Professor Tony Blakely from the Department of Public Health at Otago University said much more could be done to control tobacco use.

Given the Smokefree 2025 goal "it's just unethical to not lift the minimum age for buying cigarettes by one year each year. We could do that, just keep lifting the minimum age of buying cigarettes", Blakely said.

Tobacco imports could be reduced each year: "We could get serious about tobacco outlets ... It's crazy to allow that ease of access." 

Glover, who has raised concerns that continuing tax hikes on cigarettes have got to a point where they are hurting the welfare of some smokers, said the advice the Government received from public health academics needed to be reviewed.

"It's all the same old stuff."

There was too little Maori expert input, she said

"There needs to be an inquiry into this punitive, top down, stigmatising public health approach."

The "very judgmental, moral" approach to public health needed to be changed, Glover said.

"Academics are claiming we have evidence the onslaught of increased taxes every year will work. What about the evidence it's not working for Maori and Pacific people?"

The Smokefree goal of 5 per cent of people or fewer smoking was a "random" figure.

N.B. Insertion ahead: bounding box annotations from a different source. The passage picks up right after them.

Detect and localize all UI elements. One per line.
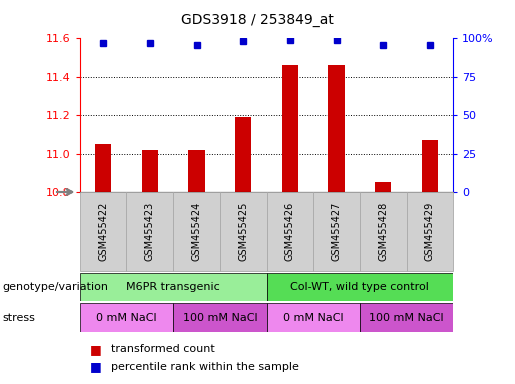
- Bar: [329, 65, 345, 192]
- Text: GSM455423: GSM455423: [145, 202, 155, 261]
- Text: 100 mM NaCl: 100 mM NaCl: [182, 313, 257, 323]
- Text: GSM455429: GSM455429: [425, 202, 435, 261]
- Bar: [95, 144, 111, 192]
- Bar: [267, 303, 360, 332]
- Bar: [220, 192, 267, 271]
- Text: GSM455422: GSM455422: [98, 202, 108, 261]
- Text: ■: ■: [90, 343, 102, 356]
- Bar: [80, 273, 267, 301]
- Bar: [360, 192, 406, 271]
- Bar: [80, 303, 173, 332]
- Bar: [375, 182, 391, 192]
- Text: GSM455424: GSM455424: [192, 202, 201, 261]
- Bar: [173, 192, 220, 271]
- Text: GSM455428: GSM455428: [378, 202, 388, 261]
- Text: M6PR transgenic: M6PR transgenic: [126, 282, 220, 292]
- Text: GSM455427: GSM455427: [332, 202, 341, 261]
- Bar: [235, 117, 251, 192]
- Bar: [80, 192, 127, 271]
- Text: stress: stress: [3, 313, 36, 323]
- Text: GSM455426: GSM455426: [285, 202, 295, 261]
- Text: 0 mM NaCl: 0 mM NaCl: [283, 313, 344, 323]
- Text: 100 mM NaCl: 100 mM NaCl: [369, 313, 444, 323]
- Text: GSM455425: GSM455425: [238, 202, 248, 261]
- Bar: [282, 65, 298, 192]
- Bar: [142, 150, 158, 192]
- Bar: [173, 303, 267, 332]
- Text: genotype/variation: genotype/variation: [3, 282, 109, 292]
- Bar: [313, 192, 360, 271]
- Text: GDS3918 / 253849_at: GDS3918 / 253849_at: [181, 13, 334, 27]
- Bar: [406, 192, 453, 271]
- Bar: [267, 273, 453, 301]
- Bar: [360, 303, 453, 332]
- Text: ■: ■: [90, 360, 102, 373]
- Bar: [422, 140, 438, 192]
- Text: Col-WT, wild type control: Col-WT, wild type control: [290, 282, 430, 292]
- Text: percentile rank within the sample: percentile rank within the sample: [111, 362, 299, 372]
- Text: transformed count: transformed count: [111, 344, 214, 354]
- Bar: [188, 150, 204, 192]
- Bar: [267, 192, 313, 271]
- Bar: [127, 192, 173, 271]
- Text: 0 mM NaCl: 0 mM NaCl: [96, 313, 157, 323]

What if the realistic goal, taking into account factors that made people more likely to smoke, such as mental illness, was 15 per cent - about the level which had been reached?

She was concerned the public health system was failing some groups, Glover said.

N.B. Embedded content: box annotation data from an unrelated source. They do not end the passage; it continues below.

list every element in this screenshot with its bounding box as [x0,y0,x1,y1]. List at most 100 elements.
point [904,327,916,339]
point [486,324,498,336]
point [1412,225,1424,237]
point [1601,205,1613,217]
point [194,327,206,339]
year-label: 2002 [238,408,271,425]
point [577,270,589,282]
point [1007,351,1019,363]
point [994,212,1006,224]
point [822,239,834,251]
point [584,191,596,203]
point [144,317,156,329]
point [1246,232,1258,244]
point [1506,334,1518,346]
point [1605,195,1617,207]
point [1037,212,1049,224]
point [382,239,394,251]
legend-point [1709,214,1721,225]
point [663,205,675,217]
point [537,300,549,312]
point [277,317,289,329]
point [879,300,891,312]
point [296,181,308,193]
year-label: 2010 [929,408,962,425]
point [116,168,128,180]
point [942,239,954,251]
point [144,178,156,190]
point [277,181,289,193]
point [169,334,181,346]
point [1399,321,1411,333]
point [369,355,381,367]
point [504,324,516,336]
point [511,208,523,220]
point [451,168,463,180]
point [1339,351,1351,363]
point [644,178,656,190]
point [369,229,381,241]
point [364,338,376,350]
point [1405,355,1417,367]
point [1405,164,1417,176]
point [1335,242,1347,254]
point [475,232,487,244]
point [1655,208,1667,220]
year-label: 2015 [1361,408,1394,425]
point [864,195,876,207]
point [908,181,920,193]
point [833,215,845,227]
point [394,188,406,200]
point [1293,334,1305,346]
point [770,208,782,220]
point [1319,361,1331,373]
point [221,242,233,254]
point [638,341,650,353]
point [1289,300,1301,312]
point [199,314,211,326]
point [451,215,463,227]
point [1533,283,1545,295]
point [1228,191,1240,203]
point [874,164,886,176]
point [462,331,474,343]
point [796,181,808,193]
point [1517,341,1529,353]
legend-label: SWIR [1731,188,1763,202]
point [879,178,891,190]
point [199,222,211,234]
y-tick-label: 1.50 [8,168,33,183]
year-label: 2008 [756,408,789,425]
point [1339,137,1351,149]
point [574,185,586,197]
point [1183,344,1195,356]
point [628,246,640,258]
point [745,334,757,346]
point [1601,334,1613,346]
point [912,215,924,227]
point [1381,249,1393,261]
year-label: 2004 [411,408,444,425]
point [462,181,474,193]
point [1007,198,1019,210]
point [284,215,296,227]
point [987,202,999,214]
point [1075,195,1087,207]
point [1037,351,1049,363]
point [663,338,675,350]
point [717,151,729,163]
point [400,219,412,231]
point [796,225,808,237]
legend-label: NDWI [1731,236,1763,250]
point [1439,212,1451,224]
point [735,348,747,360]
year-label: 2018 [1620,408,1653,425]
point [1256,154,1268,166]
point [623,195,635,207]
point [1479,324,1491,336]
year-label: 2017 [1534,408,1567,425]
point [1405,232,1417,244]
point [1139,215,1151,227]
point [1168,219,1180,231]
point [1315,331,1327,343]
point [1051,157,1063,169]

"Young Maori aren't concerning me. They are doing better than ever in a way but their strengths aren't being recognised. They have to live with an incredible amount of of discrimination and stigma, and I think they are coping."

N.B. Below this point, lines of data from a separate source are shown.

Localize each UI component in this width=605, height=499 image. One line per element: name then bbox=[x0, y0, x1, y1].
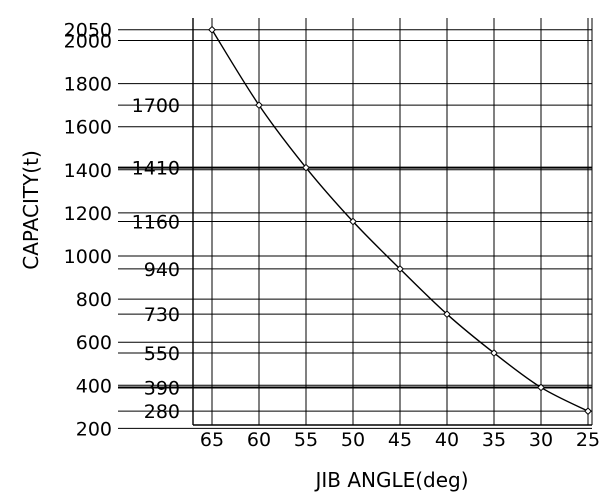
y-tick-label: 200 bbox=[76, 418, 112, 440]
data-label: 280 bbox=[144, 401, 180, 423]
y-axis-label: CAPACITY(t) bbox=[19, 150, 43, 270]
data-point bbox=[584, 407, 592, 416]
x-tick-label: 40 bbox=[435, 429, 459, 451]
y-tick-label: 2050 bbox=[64, 20, 112, 42]
y-tick-label: 600 bbox=[76, 332, 112, 354]
x-tick-label: 30 bbox=[529, 429, 553, 451]
x-axis-label: JIB ANGLE(deg) bbox=[313, 468, 468, 492]
x-tick-label: 60 bbox=[247, 429, 271, 451]
x-tick-label: 35 bbox=[482, 429, 506, 451]
x-tick-label: 25 bbox=[576, 429, 600, 451]
x-tick-label: 45 bbox=[388, 429, 412, 451]
data-label: 1700 bbox=[132, 95, 180, 117]
y-tick-label: 1200 bbox=[64, 203, 112, 225]
data-label: 550 bbox=[144, 343, 180, 365]
data-marks bbox=[208, 25, 592, 416]
x-tick-label: 65 bbox=[200, 429, 224, 451]
y-tick-label: 400 bbox=[76, 375, 112, 397]
data-point bbox=[490, 349, 498, 357]
y-tick-label: 1400 bbox=[64, 160, 112, 182]
data-label: 940 bbox=[144, 259, 180, 281]
data-point bbox=[349, 217, 357, 226]
y-tick-label: 1800 bbox=[64, 74, 112, 96]
labels: 200 400 600 800 1000 1200 1400 1600 1800 20002050… bbox=[64, 20, 600, 451]
data-point bbox=[443, 310, 451, 319]
data-point bbox=[302, 163, 310, 172]
data-label: 730 bbox=[144, 304, 180, 326]
data-label: 1410 bbox=[132, 158, 180, 180]
grid-lines bbox=[118, 18, 593, 429]
data-label: 1160 bbox=[132, 212, 180, 234]
data-point bbox=[255, 101, 263, 110]
data-point bbox=[208, 25, 216, 34]
data-point bbox=[537, 383, 545, 392]
data-label: 390 bbox=[144, 377, 180, 399]
y-tick-label: 800 bbox=[76, 289, 112, 311]
y-tick-label: 2000 bbox=[64, 31, 112, 53]
x-tick-label: 55 bbox=[294, 429, 318, 451]
y-tick-label: 1000 bbox=[64, 246, 112, 268]
y-tick-label: 1600 bbox=[64, 117, 112, 139]
capacity-curve bbox=[211, 29, 589, 412]
x-tick-label: 50 bbox=[341, 429, 365, 451]
data-point bbox=[396, 265, 404, 273]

The NZHS 2015/16 annual update said 16 per cent of adults smoked at least monthly, while 14 per cent were daily smokers. That was down from 20 per cent and 18 per cent in  2006/07.

For youth (aged 15 to 24) daily smoking by non-Maori males  - averaging survey data from 2014/15 and 2015/16 - was put at 15 per cent, while for Maori males it was 27 per cent. Among females, smoking was at 8 per cent for non-Maori, and 34 per cent for Maori.

Graphs show a fairly steady decline in daily smoking by surveyed non-Maori female youth. For the other three youth groups, while the trend has been downward, in recent years the picture painted by the graphs doesn't seem so clear cut.

The NZMJ  article raising concerns about the 2025 goal looked at daily smoking data from the NZHS, Census and the Health Promotion Agency's Health and Lifestyle Survey. All three showed a decline in overall adult daily smoking but there were important discrepancies, the paper said.

"The Census presents more encouraging results for smoking decline among Maori and Pacific than the NZHS, with the latter indicating there has been no statistically significant reduction in daily smoking prevalence in these groups since 2006/07 (after adjustment for differences in the population age structure over time)," it said.